Perhaps not surprisingly, Pattullo claimed that foundries are in the best position to determine the patient's condition. "In this analogy, the foundries work like a central medical-records departments for the associated hospitals, clinics, teaching establishments and research groups," he said. The foundries may have produced test chips two years or more before the fabless vendor submits its first design, and they have already seen the success and failure of different implementations.
TSMC believes its DFM Unified Format (DUF) enables it to share essential manufacturing knowledge in a model-based format. The DUF can be used by all parties in a domain familiar to them while protecting their intellectual property. "Working in close collaboration with more than 20 partners, DDKs [DFM design kits] based on this DUF are now available for TSMC's most advanced technologies," said Pattullo.
Joe Sawicki, vice president and general manager of the design-to-silicon division of Mentor Graphics Corp., concurred with the need to find flexible approaches. Sawicki recalled that in a recent customer engagement, Mentor analyzed routing from two tools for litho hot spots.

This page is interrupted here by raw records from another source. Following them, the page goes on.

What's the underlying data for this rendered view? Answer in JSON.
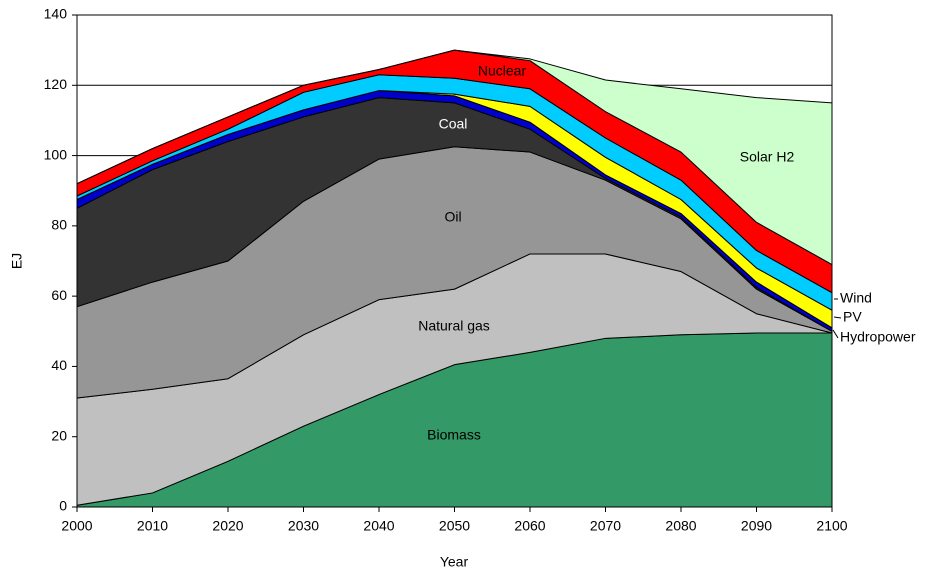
{
  "chart_data": {
    "type": "stacked_area",
    "x_label": "Year",
    "y_label": "EJ",
    "x": [
      2000,
      2010,
      2020,
      2030,
      2040,
      2050,
      2060,
      2070,
      2080,
      2090,
      2100
    ],
    "xlim": [
      2000,
      2100
    ],
    "xticks": [
      2000,
      2010,
      2020,
      2030,
      2040,
      2050,
      2060,
      2070,
      2080,
      2090,
      2100
    ],
    "ylim": [
      0,
      140
    ],
    "yticks": [
      0,
      20,
      40,
      60,
      80,
      100,
      120,
      140
    ],
    "grid": true,
    "series": [
      {
        "name": "Biomass",
        "color": "#339966",
        "values": [
          0.5,
          4,
          13,
          23,
          32,
          40.5,
          44,
          48,
          49,
          49.5,
          49.5
        ]
      },
      {
        "name": "Natural gas",
        "color": "#c0c0c0",
        "values": [
          30.5,
          29.5,
          23.5,
          26,
          27,
          21.5,
          28,
          24,
          18,
          5.5,
          0
        ]
      },
      {
        "name": "Oil",
        "color": "#969696",
        "values": [
          26,
          30.5,
          33.5,
          38,
          40,
          40.5,
          29,
          21,
          15,
          7,
          0.5
        ]
      },
      {
        "name": "Coal",
        "color": "#333333",
        "values": [
          28,
          32,
          34,
          24,
          17.5,
          12.5,
          6.5,
          0.5,
          0.5,
          0.5,
          0
        ]
      },
      {
        "name": "Hydropower",
        "color": "#0000cc",
        "values": [
          2.5,
          1.5,
          2,
          2,
          2,
          2,
          2,
          1,
          1,
          1.5,
          1
        ]
      },
      {
        "name": "PV",
        "color": "#ffff00",
        "values": [
          0,
          0,
          0,
          0,
          0,
          0.5,
          4.5,
          5,
          4,
          4,
          5
        ]
      },
      {
        "name": "Wind",
        "color": "#00ccff",
        "values": [
          1,
          1,
          1.5,
          5,
          4.5,
          4.5,
          5,
          5.5,
          5.5,
          5,
          5
        ]
      },
      {
        "name": "Nuclear",
        "color": "#ff0000",
        "values": [
          3.5,
          3.5,
          3.5,
          2,
          1.5,
          8,
          8,
          7.5,
          8,
          8,
          8
        ]
      },
      {
        "name": "Solar H2",
        "color": "#ccffcc",
        "values": [
          0,
          0,
          0,
          0,
          0,
          0,
          0.5,
          9,
          18,
          35.5,
          46
        ]
      }
    ]
  }
}
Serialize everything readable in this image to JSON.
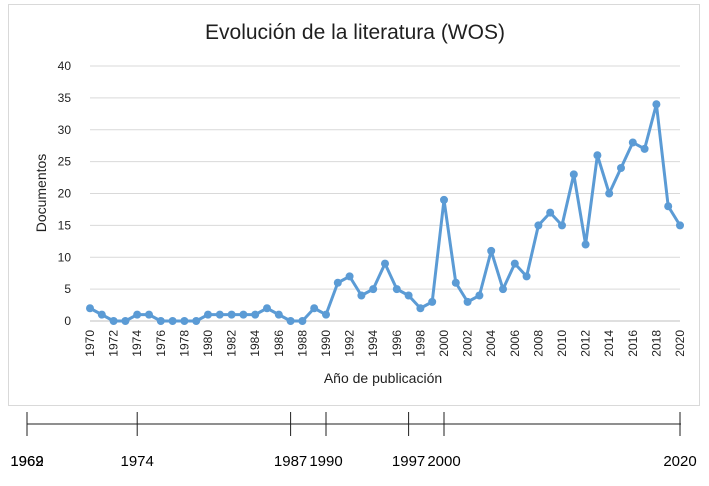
{
  "chart_data": {
    "type": "line",
    "title": "Evolución de la literatura (WOS)",
    "xlabel": "Año de publicación",
    "ylabel": "Documentos",
    "ylim": [
      0,
      40
    ],
    "y_ticks": [
      0,
      5,
      10,
      15,
      20,
      25,
      30,
      35,
      40
    ],
    "grid": true,
    "x": [
      1970,
      1971,
      1972,
      1973,
      1974,
      1975,
      1976,
      1977,
      1978,
      1979,
      1980,
      1981,
      1982,
      1983,
      1984,
      1985,
      1986,
      1987,
      1988,
      1989,
      1990,
      1991,
      1992,
      1993,
      1994,
      1995,
      1996,
      1997,
      1998,
      1999,
      2000,
      2001,
      2002,
      2003,
      2004,
      2005,
      2006,
      2007,
      2008,
      2009,
      2010,
      2011,
      2012,
      2013,
      2014,
      2015,
      2016,
      2017,
      2018,
      2019,
      2020
    ],
    "x_tick_labels": [
      "1970",
      "1972",
      "1974",
      "1976",
      "1978",
      "1980",
      "1982",
      "1984",
      "1986",
      "1988",
      "1990",
      "1992",
      "1994",
      "1996",
      "1998",
      "2000",
      "2002",
      "2004",
      "2006",
      "2008",
      "2010",
      "2012",
      "2014",
      "2016",
      "2018",
      "2020"
    ],
    "series": [
      {
        "values": [
          2,
          1,
          0,
          0,
          1,
          1,
          0,
          0,
          0,
          0,
          1,
          1,
          1,
          1,
          1,
          2,
          1,
          0,
          0,
          2,
          1,
          6,
          7,
          4,
          5,
          9,
          5,
          4,
          2,
          3,
          19,
          6,
          3,
          4,
          11,
          5,
          9,
          7,
          15,
          17,
          15,
          23,
          12,
          26,
          20,
          24,
          28,
          27,
          34,
          18,
          15
        ],
        "color": "#5b9bd5"
      }
    ]
  },
  "timeline": {
    "labels": [
      "1962",
      "1969",
      "1974",
      "1987",
      "1990",
      "1997",
      "2000",
      "2020"
    ]
  }
}
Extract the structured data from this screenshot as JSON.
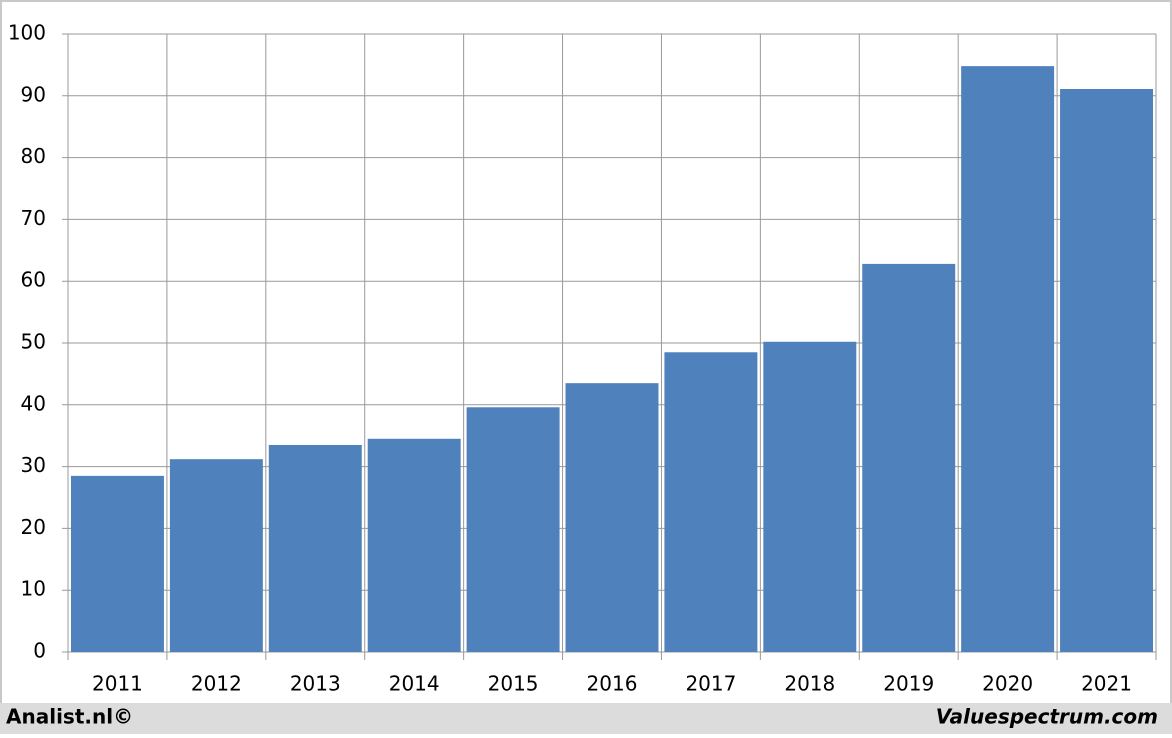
{
  "chart_data": {
    "type": "bar",
    "categories": [
      "2011",
      "2012",
      "2013",
      "2014",
      "2015",
      "2016",
      "2017",
      "2018",
      "2019",
      "2020",
      "2021"
    ],
    "values": [
      28.5,
      31.2,
      33.5,
      34.5,
      39.6,
      43.5,
      48.5,
      50.2,
      62.8,
      94.8,
      91.1
    ],
    "color": "#4f81bd",
    "ylim": [
      0,
      100
    ],
    "yticks": [
      0,
      10,
      20,
      30,
      40,
      50,
      60,
      70,
      80,
      90,
      100
    ],
    "grid": true
  },
  "footer": {
    "left": "Analist.nl©",
    "right": "Valuespectrum.com"
  }
}
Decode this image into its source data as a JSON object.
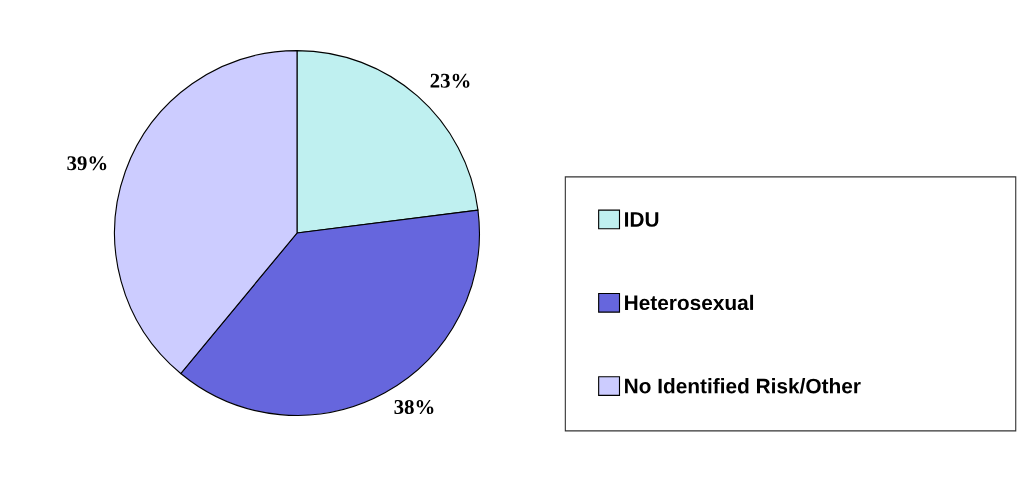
{
  "chart_data": {
    "type": "pie",
    "categories": [
      "IDU",
      "Heterosexual",
      "No Identified Risk/Other"
    ],
    "values": [
      23,
      38,
      39
    ],
    "colors": [
      "#bff0f0",
      "#6666dd",
      "#ccccff"
    ],
    "value_labels": [
      "23%",
      "38%",
      "39%"
    ],
    "legend": "right"
  }
}
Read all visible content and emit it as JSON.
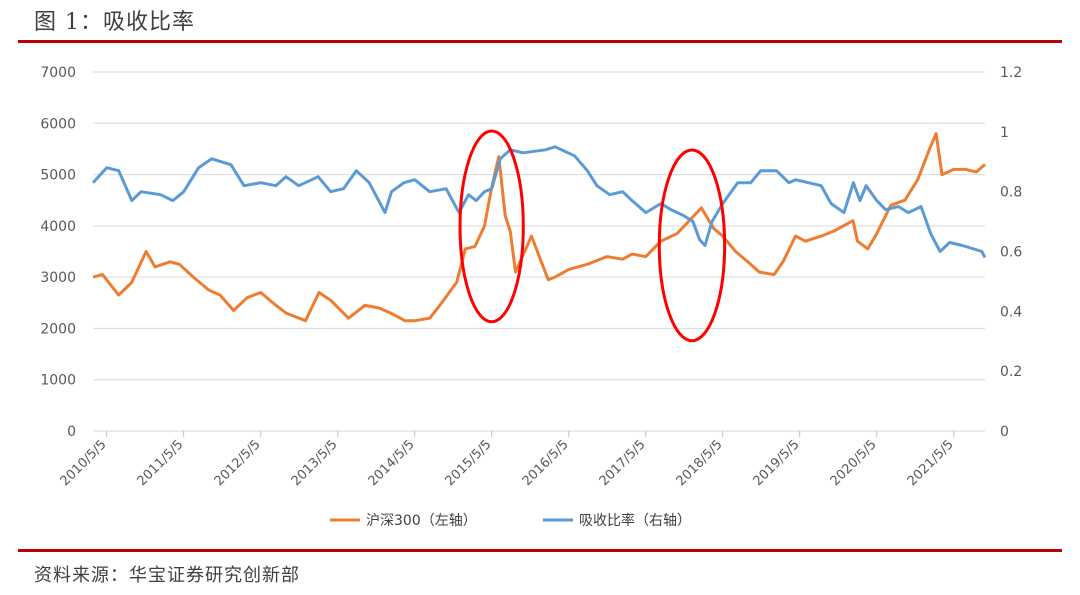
{
  "header": {
    "title": "图 1：吸收比率"
  },
  "footer": {
    "source": "资料来源：华宝证券研究创新部"
  },
  "colors": {
    "rule": "#c00000",
    "series_csi300": "#ed7d31",
    "series_absorption": "#5b9bd5",
    "highlight_circle": "#ff0000",
    "grid": "#d9d9d9"
  },
  "chart_data": {
    "type": "line",
    "title": "",
    "x_ticks": [
      "2010/5/5",
      "2011/5/5",
      "2012/5/5",
      "2013/5/5",
      "2014/5/5",
      "2015/5/5",
      "2016/5/5",
      "2017/5/5",
      "2018/5/5",
      "2019/5/5",
      "2020/5/5",
      "2021/5/5"
    ],
    "x_range": [
      "2010-03-01",
      "2021-09-30"
    ],
    "y_left": {
      "ticks": [
        "0",
        "1000",
        "2000",
        "3000",
        "4000",
        "5000",
        "6000",
        "7000"
      ],
      "lim": [
        0,
        7000
      ]
    },
    "y_right": {
      "ticks": [
        "0",
        "0.2",
        "0.4",
        "0.6",
        "0.8",
        "1",
        "1.2"
      ],
      "lim": [
        0,
        1.2
      ]
    },
    "grid": true,
    "legend_position": "bottom-center",
    "series": [
      {
        "name": "沪深300（左轴）",
        "axis": "left",
        "x": [
          "2010-03-01",
          "2010-04-15",
          "2010-07-01",
          "2010-09-01",
          "2010-11-08",
          "2010-12-20",
          "2011-03-01",
          "2011-04-15",
          "2011-06-20",
          "2011-09-01",
          "2011-10-25",
          "2011-12-28",
          "2012-03-01",
          "2012-05-05",
          "2012-07-01",
          "2012-09-01",
          "2012-12-03",
          "2013-02-05",
          "2013-04-01",
          "2013-06-25",
          "2013-09-10",
          "2013-11-15",
          "2014-01-10",
          "2014-03-20",
          "2014-05-05",
          "2014-07-15",
          "2014-09-01",
          "2014-11-20",
          "2014-12-31",
          "2015-02-15",
          "2015-04-01",
          "2015-05-05",
          "2015-06-08",
          "2015-07-08",
          "2015-08-01",
          "2015-08-26",
          "2015-11-10",
          "2016-01-28",
          "2016-03-01",
          "2016-05-05",
          "2016-08-01",
          "2016-11-01",
          "2017-01-15",
          "2017-03-01",
          "2017-05-05",
          "2017-07-15",
          "2017-10-01",
          "2018-01-24",
          "2018-03-23",
          "2018-05-05",
          "2018-07-05",
          "2018-09-01",
          "2018-10-25",
          "2019-01-03",
          "2019-02-15",
          "2019-04-15",
          "2019-06-01",
          "2019-08-15",
          "2019-10-15",
          "2020-01-13",
          "2020-02-03",
          "2020-03-23",
          "2020-05-05",
          "2020-07-10",
          "2020-09-15",
          "2020-11-15",
          "2021-01-10",
          "2021-02-10",
          "2021-03-10",
          "2021-05-05",
          "2021-07-01",
          "2021-08-20",
          "2021-09-30"
        ],
        "y": [
          3000,
          3050,
          2650,
          2900,
          3500,
          3200,
          3300,
          3250,
          3000,
          2750,
          2650,
          2350,
          2600,
          2700,
          2500,
          2300,
          2150,
          2700,
          2550,
          2200,
          2450,
          2400,
          2300,
          2150,
          2150,
          2200,
          2450,
          2900,
          3550,
          3600,
          4000,
          4750,
          5350,
          4200,
          3900,
          3100,
          3800,
          2950,
          3000,
          3150,
          3250,
          3400,
          3350,
          3450,
          3400,
          3700,
          3850,
          4350,
          3950,
          3800,
          3500,
          3300,
          3100,
          3050,
          3300,
          3800,
          3700,
          3800,
          3900,
          4100,
          3700,
          3550,
          3850,
          4400,
          4500,
          4900,
          5500,
          5800,
          5000,
          5100,
          5100,
          5050,
          5200
        ]
      },
      {
        "name": "吸收比率（右轴）",
        "axis": "right",
        "x": [
          "2010-03-01",
          "2010-05-05",
          "2010-07-01",
          "2010-09-01",
          "2010-10-15",
          "2011-01-15",
          "2011-03-15",
          "2011-05-05",
          "2011-07-15",
          "2011-09-15",
          "2011-12-15",
          "2012-02-15",
          "2012-05-05",
          "2012-07-15",
          "2012-09-01",
          "2012-11-01",
          "2013-02-01",
          "2013-04-01",
          "2013-06-01",
          "2013-08-01",
          "2013-10-01",
          "2013-12-15",
          "2014-01-15",
          "2014-03-15",
          "2014-05-05",
          "2014-07-15",
          "2014-10-01",
          "2014-12-01",
          "2015-01-15",
          "2015-02-20",
          "2015-04-01",
          "2015-05-05",
          "2015-06-15",
          "2015-08-01",
          "2015-10-01",
          "2016-01-15",
          "2016-03-01",
          "2016-06-01",
          "2016-08-01",
          "2016-09-15",
          "2016-11-15",
          "2017-01-15",
          "2017-03-01",
          "2017-05-05",
          "2017-07-15",
          "2017-09-01",
          "2017-11-01",
          "2017-12-15",
          "2018-01-15",
          "2018-02-10",
          "2018-03-15",
          "2018-05-05",
          "2018-07-15",
          "2018-09-15",
          "2018-11-01",
          "2019-01-15",
          "2019-03-15",
          "2019-04-15",
          "2019-06-15",
          "2019-08-15",
          "2019-10-01",
          "2019-12-01",
          "2020-01-15",
          "2020-02-15",
          "2020-03-15",
          "2020-05-05",
          "2020-06-15",
          "2020-08-15",
          "2020-10-01",
          "2020-12-01",
          "2021-01-15",
          "2021-03-01",
          "2021-04-15",
          "2021-06-15",
          "2021-08-01",
          "2021-09-15",
          "2021-09-30"
        ],
        "y": [
          0.83,
          0.88,
          0.87,
          0.77,
          0.8,
          0.79,
          0.77,
          0.8,
          0.88,
          0.91,
          0.89,
          0.82,
          0.83,
          0.82,
          0.85,
          0.82,
          0.85,
          0.8,
          0.81,
          0.87,
          0.83,
          0.73,
          0.8,
          0.83,
          0.84,
          0.8,
          0.81,
          0.73,
          0.79,
          0.77,
          0.8,
          0.81,
          0.91,
          0.94,
          0.93,
          0.94,
          0.95,
          0.92,
          0.87,
          0.82,
          0.79,
          0.8,
          0.77,
          0.73,
          0.76,
          0.74,
          0.72,
          0.7,
          0.64,
          0.62,
          0.7,
          0.76,
          0.83,
          0.83,
          0.87,
          0.87,
          0.83,
          0.84,
          0.83,
          0.82,
          0.76,
          0.73,
          0.83,
          0.77,
          0.82,
          0.77,
          0.74,
          0.75,
          0.73,
          0.75,
          0.66,
          0.6,
          0.63,
          0.62,
          0.61,
          0.6,
          0.58
        ]
      }
    ],
    "annotations": [
      {
        "type": "ellipse",
        "cx": "2015-05-05",
        "cy": 3990,
        "rx_days": 150,
        "ry": 1860,
        "color": "#ff0000"
      },
      {
        "type": "ellipse",
        "cx": "2017-12-10",
        "cy": 3620,
        "rx_days": 155,
        "ry": 1860,
        "color": "#ff0000"
      }
    ]
  }
}
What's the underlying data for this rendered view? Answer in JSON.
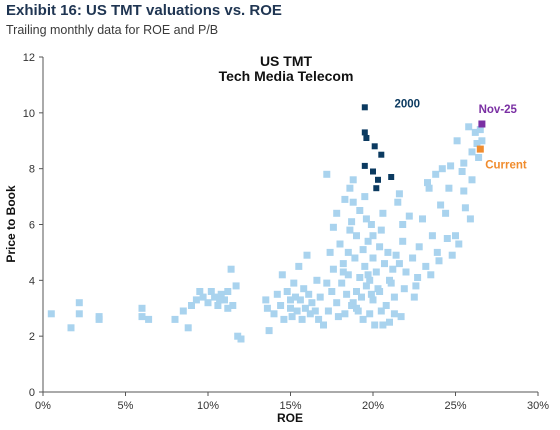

In one moderately sized case, one of the tools gave approximately 600 Category 1 errors; the other tool gave three.
"Three errors give a fairly easy ECO [engineering change order] cycle; 600 mean the chip will either be significantly delayed or yield badly," said Sawicki.
"In the end, each approach has an important role to play," said Sawicki. The design must be delivered downstream meeting the vast majority of manufacturing requirements. Then the DFM tool needs to have sophisticated, flexible analysis and improvement algorithms in place to handle the last--and thereby the most difficult--problems.
And the family physician and surgeon need to consult with each other to ensure the health of the chip, said Sawicki.